Although some of his family members were unable to understand his struggles as a college student, he said he kept pursuing his degree to be a role model for his nieces and nephews.

“To be a first-generation student, you’re kind of like a trailblazer,” Barraza said. “I have tons of nieces and nephews, and you want to be that example that there’s other routes to take right after high school. For me, it was to learn from your mistakes so that you could be that person they could all run to and have questions for.”

After graduation, Barraza will be moving to Palmdale, California, to start his career with Northrop Grumman, an aerospace and defense technology company.

Jaeger toyed around with the idea of moving back home to help out with the farm, but she and her fiance have ultimately decided to settle down in Wichita for the time being.

“I still kind of fall back on [the farm], especially now during a hiring freeze,” Jaeger said.

“I’ve been like, ‘Well, I can always go help with harvest this summer and hope it all kind of passes.’”

Many soon-to-be graduates are facing the same uncertainty in the midst of the pandemic.

“Now everything is changing, you’re worried about what you’re gonna do for income, and it’s just so much more than just a graduation at this point too,” Jaeger said.

Embray has decided to further her studies at WSU through the graduate social work program.

“The School of Social Work is iconic,” Embray said. “I took Intro to Social Work and Intro to Social Welfare in the fall semester, and I was lucky to have Shaunna Miller be my professor for that class.
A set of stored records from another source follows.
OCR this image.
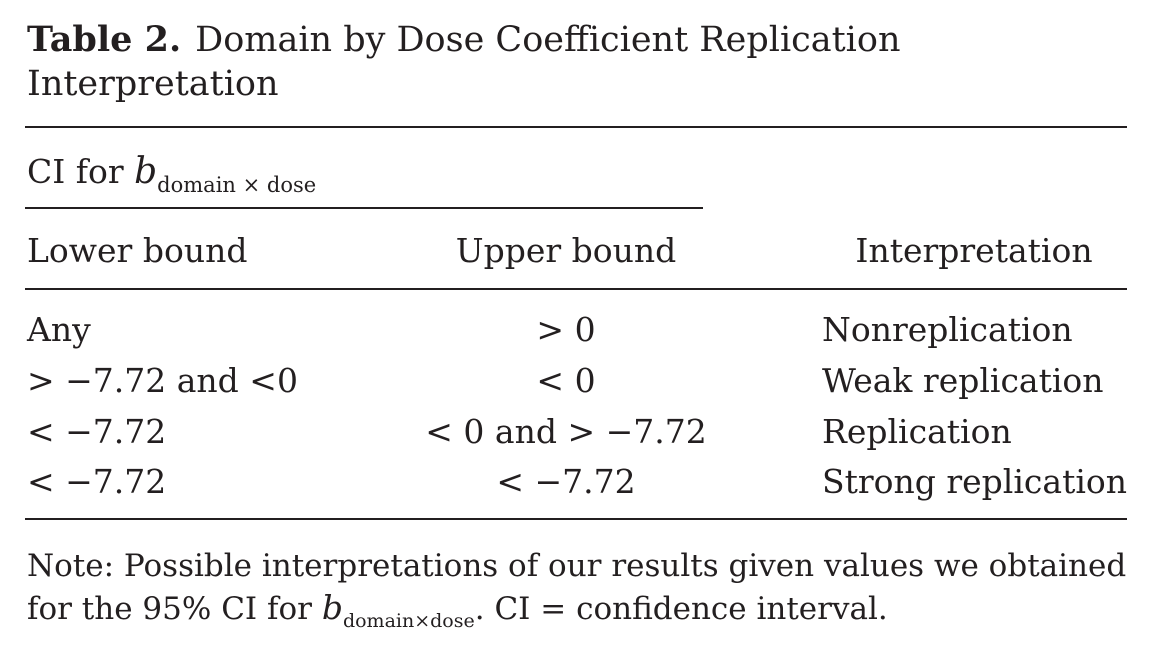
Table 2. Domain by Dose Coefficient Replication Interpretation
CI for $b_{domain \times dose}$
Lower bound	Upper bound	Interpretation
Any	> 0	Nonreplication
> −7.72 and <0	< 0	Weak replication
< −7.72	< 0 and > −7.72	Replication
< −7.72	< −7.72	Strong replication
Note: Possible interpretations of our results given values we obtained for the 95% CI for $b_{domain\times dose}$. CI = confidence interval.
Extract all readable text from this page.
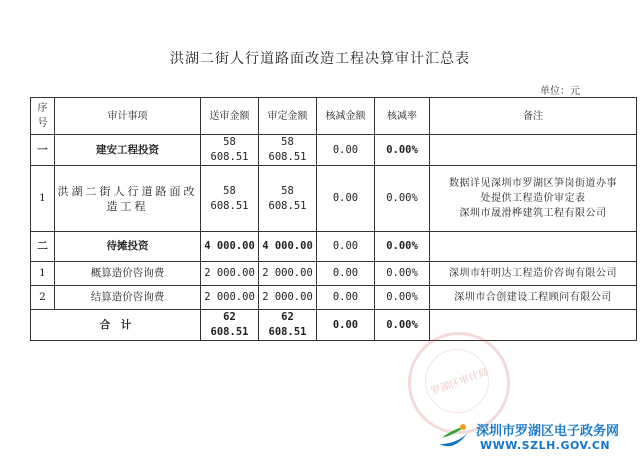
洪湖二街人行道路面改造工程决算审计汇总表
单位：元
序号	审计事项	送审金额	审定金额	核减金额	核减率	备注
一	建安工程投资	58 608.51	58 608.51	0.00	0.00%	
1	洪湖二街人行道路面改造工程	58 608.51	58 608.51	0.00	0.00%	数据详见深圳市罗湖区笋岗街道办事
处提供工程造价审定表
深圳市晟滑桦建筑工程有限公司

二	待摊投资	4 000.00	4 000.00	0.00	0.00%	
1	概算造价咨询费	2 000.00	2 000.00	0.00	0.00%	深圳市轩明达工程造价咨询有限公司
2	结算造价咨询费	2 000.00	2 000.00	0.00	0.00%	深圳市合创建设工程顾问有限公司
合　计		62 608.51	62 608.51	0.00	0.00%	
罗湖区审计局
深圳市罗湖区电子政务网
WWW.SZLH.GOV.CN
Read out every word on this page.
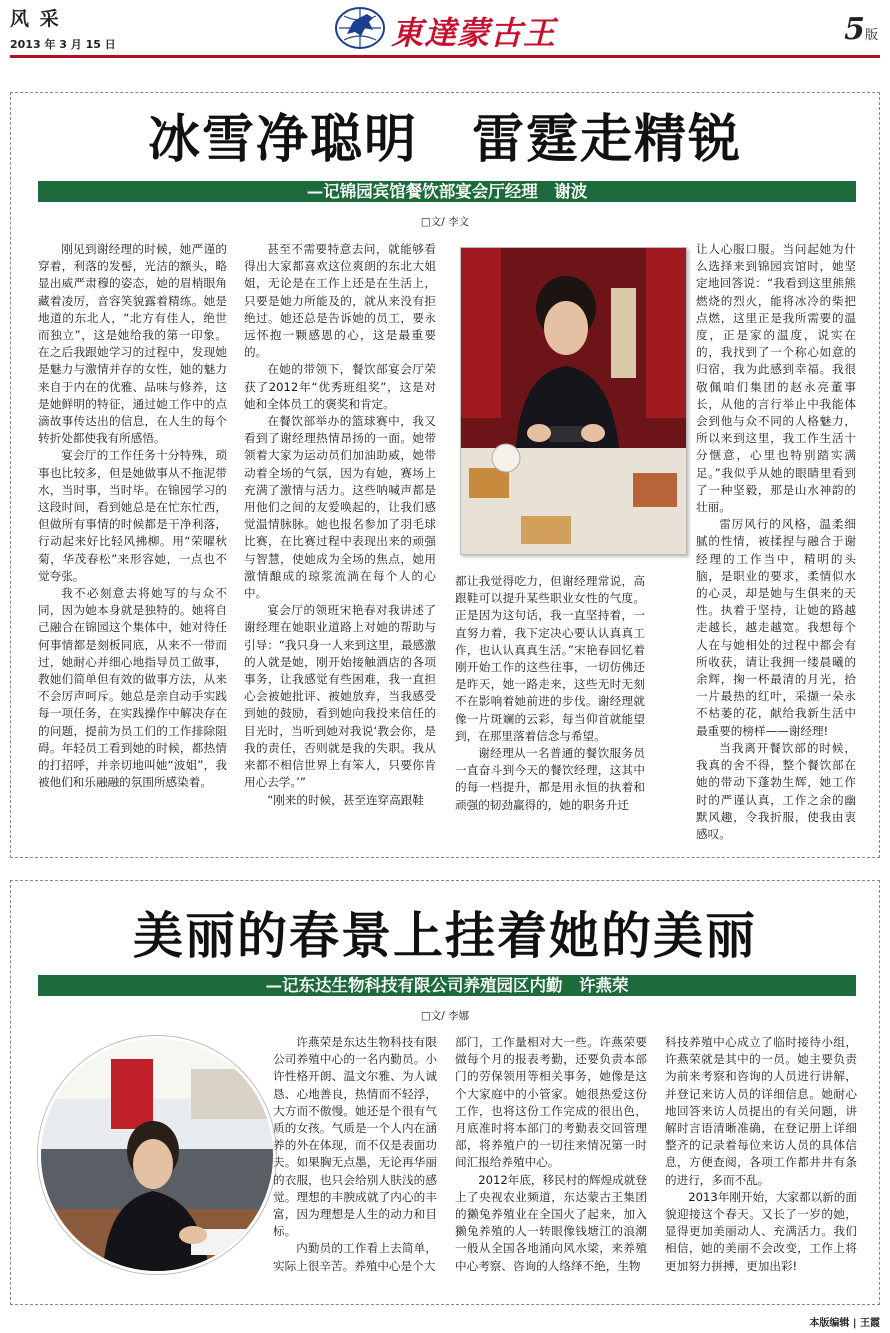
风 采
2013 年 3 月 15 日	東達蒙古王	5版
冰雪净聪明　雷霆走精锐
—记锦园宾馆餐饮部宴会厅经理　谢波
□文/ 李文

刚见到谢经理的时候，她严谨的穿着，利落的发髻，光洁的额头，略显出威严肃穆的姿态，她的眉梢眼角藏着凌厉，音容笑貌露着精练。她是地道的东北人，“北方有佳人，绝世而独立”，这是她给我的第一印象。在之后我跟她学习的过程中，发现她是魅力与激情并存的女性，她的魅力来自于内在的优雅、品味与修养，这是她鲜明的特征，通过她工作中的点滴故事传达出的信息，在人生的每个转折处都使我有所感悟。

宴会厅的工作任务十分特殊，琐事也比较多，但是她做事从不拖泥带水，当时事，当时毕。在锦园学习的这段时间，看到她总是在忙东忙西，但做所有事情的时候都是干净利落，行动起来好比轻风拂柳。用“荣曜秋菊，华茂春松”来形容她，一点也不觉夸张。

我不必刻意去将她写的与众不同，因为她本身就是独特的。她将自己融合在锦园这个集体中，她对待任何事情都是刻板同底，从来不一带而过，她耐心并细心地指导员工做事，教她们简单但有效的做事方法，从来不会厉声呵斥。她总是亲自动手实践每一项任务，在实践操作中解决存在的问题，提前为员工们的工作排除阻碍。年轻员工看到她的时候，都热情的打招呼，并亲切地叫她“波姐”，我被他们和乐融融的氛围所感染着。

甚至不需要特意去问，就能够看得出大家都喜欢这位爽朗的东北大姐姐，无论是在工作上还是在生活上，只要是她力所能及的，就从来没有拒绝过。她还总是告诉她的员工，要永远怀抱一颗感恩的心，这是最重要的。

在她的带领下，餐饮部宴会厅荣获了2012年“优秀班组奖”，这是对她和全体员工的褒奖和肯定。

在餐饮部举办的篮球赛中，我又看到了谢经理热情昂扬的一面。她带领着大家为运动员们加油助威，她带动着全场的气氛，因为有她，赛场上充满了激情与活力。这些呐喊声都是用他们之间的友爱唤起的，让我们感觉温情脉脉。她也报名参加了羽毛球比赛，在比赛过程中表现出来的顽强与智慧，使她成为全场的焦点，她用激情酿成的琼浆流淌在每个人的心中。

宴会厅的领班宋艳春对我讲述了谢经理在她职业道路上对她的帮助与引导：“我只身一人来到这里，最感激的人就是她，刚开始接触酒店的各项事务，让我感觉有些困难，我一直担心会被她批评、被她放弃，当我感受到她的鼓励，看到她向我投来信任的目光时，当听到她对我说‘教会你，是我的责任，否则就是我的失职。我从来都不相信世界上有笨人，只要你肯用心去学。’”

“刚来的时候，甚至连穿高跟鞋

都让我觉得吃力，但谢经理常说，高跟鞋可以提升某些职业女性的气度。正是因为这句话，我一直坚持着，一直努力着，我下定决心要认认真真工作，也认认真真生活。”宋艳春回忆着刚开始工作的这些往事，一切仿佛还是昨天，她一路走来，这些无时无刻不在影响着她前进的步伐。谢经理就像一片斑斓的云彩，每当仰首就能望到，在那里落着信念与希望。

谢经理从一名普通的餐饮服务员一直奋斗到今天的餐饮经理，这其中的每一档提升，都是用永恒的执着和顽强的韧劲赢得的，她的职务升迁

让人心服口服。当问起她为什么选择来到锦园宾馆时，她坚定地回答说：“我看到这里熊熊燃烧的烈火，能将冰冷的柴把点燃，这里正是我所需要的温度，正是家的温度，说实在的，我找到了一个称心如意的归宿，我为此感到幸福。我很敬佩咱们集团的赵永亮董事长，从他的言行举止中我能体会到他与众不同的人格魅力，所以来到这里，我工作生活十分惬意，心里也特别踏实满足。”我似乎从她的眼睛里看到了一种坚毅，那是山水神韵的壮丽。

雷厉风行的风格，温柔细腻的性情，被揉捏与融合于谢经理的工作当中，精明的头脑，是职业的要求，柔情似水的心灵，却是她与生俱来的天性。执着于坚持，让她的路越走越长，越走越宽。我想每个人在与她相处的过程中都会有所收获，请让我拥一缕晨曦的余辉，掬一杯最清的月光，拾一片最热的红叶，采撷一朵永不枯萎的花，献给我新生活中最重要的榜样——谢经理!

当我离开餐饮部的时候，我真的舍不得，整个餐饮部在她的带动下蓬勃生辉，她工作时的严谨认真，工作之余的幽默风趣，令我折服，使我由衷感叹。

美丽的春景上挂着她的美丽
—记东达生物科技有限公司养殖园区内勤　许燕荣
□文/ 李娜

许燕荣是东达生物科技有限公司养殖中心的一名内勤员。小许性格开朗、温文尔雅、为人诚恳、心地善良，热情而不轻浮，大方而不傲慢。她还是个很有气质的女孩。气质是一个人内在涵养的外在体现，而不仅是表面功夫。如果胸无点墨，无论再华丽的衣服，也只会给别人肤浅的感觉。理想的丰腴成就了内心的丰富，因为理想是人生的动力和目标。

内勤员的工作看上去简单，实际上很辛苦。养殖中心是个大

部门，工作量相对大一些。许燕荣要做每个月的报表考勤，还要负责本部门的劳保领用等相关事务，她像是这个大家庭中的小管家。她很热爱这份工作，也将这份工作完成的很出色，月底准时将本部门的考勤表交回管理部，将养殖户的一切往来情况第一时间汇报给养殖中心。

2012年底，移民村的辉煌成就登上了央视农业频道，东达蒙古王集团的獭兔养殖业在全国火了起来，加入獭兔养殖的人一转眼像钱塘江的浪潮一般从全国各地涌向风水梁，来养殖中心考察、咨询的人络绎不绝，生物

科技养殖中心成立了临时接待小组，许燕荣就是其中的一员。她主要负责为前来考察和咨询的人员进行讲解，并登记来访人员的详细信息。她耐心地回答来访人员提出的有关问题，讲解时言语清晰准确，在登记册上详细整齐的记录着每位来访人员的具体信息，方便查阅，各项工作都井井有条的进行，多而不乱。

2013年刚开始，大家都以新的面貌迎接这个春天。又长了一岁的她，显得更加美丽动人、充满活力。我们相信，她的美丽不会改变，工作上将更加努力拼搏，更加出彩!

本版编辑 | 王霞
Literally on my first day in class, I was like, ‘I could’ve just majored in this.’”

Although first-generation WSU students won’t get the storybook ending they pictured — wearing their black cap and gown and surrounded by their friends and family at Charles Koch Arena — their accomplishments are not to be diminished.

“[Being a first generation student] means that your accomplishments are not just your own,” Embray said. “They represent generational struggle — sometimes generational trauma that you have been able to overcome in some way.

“Ultimately, I think that it means that you have been able to do what others before you haven’t, and there is an element of appreciation that I think you have to have for the members in your family who came before you and who got you to where you are today.”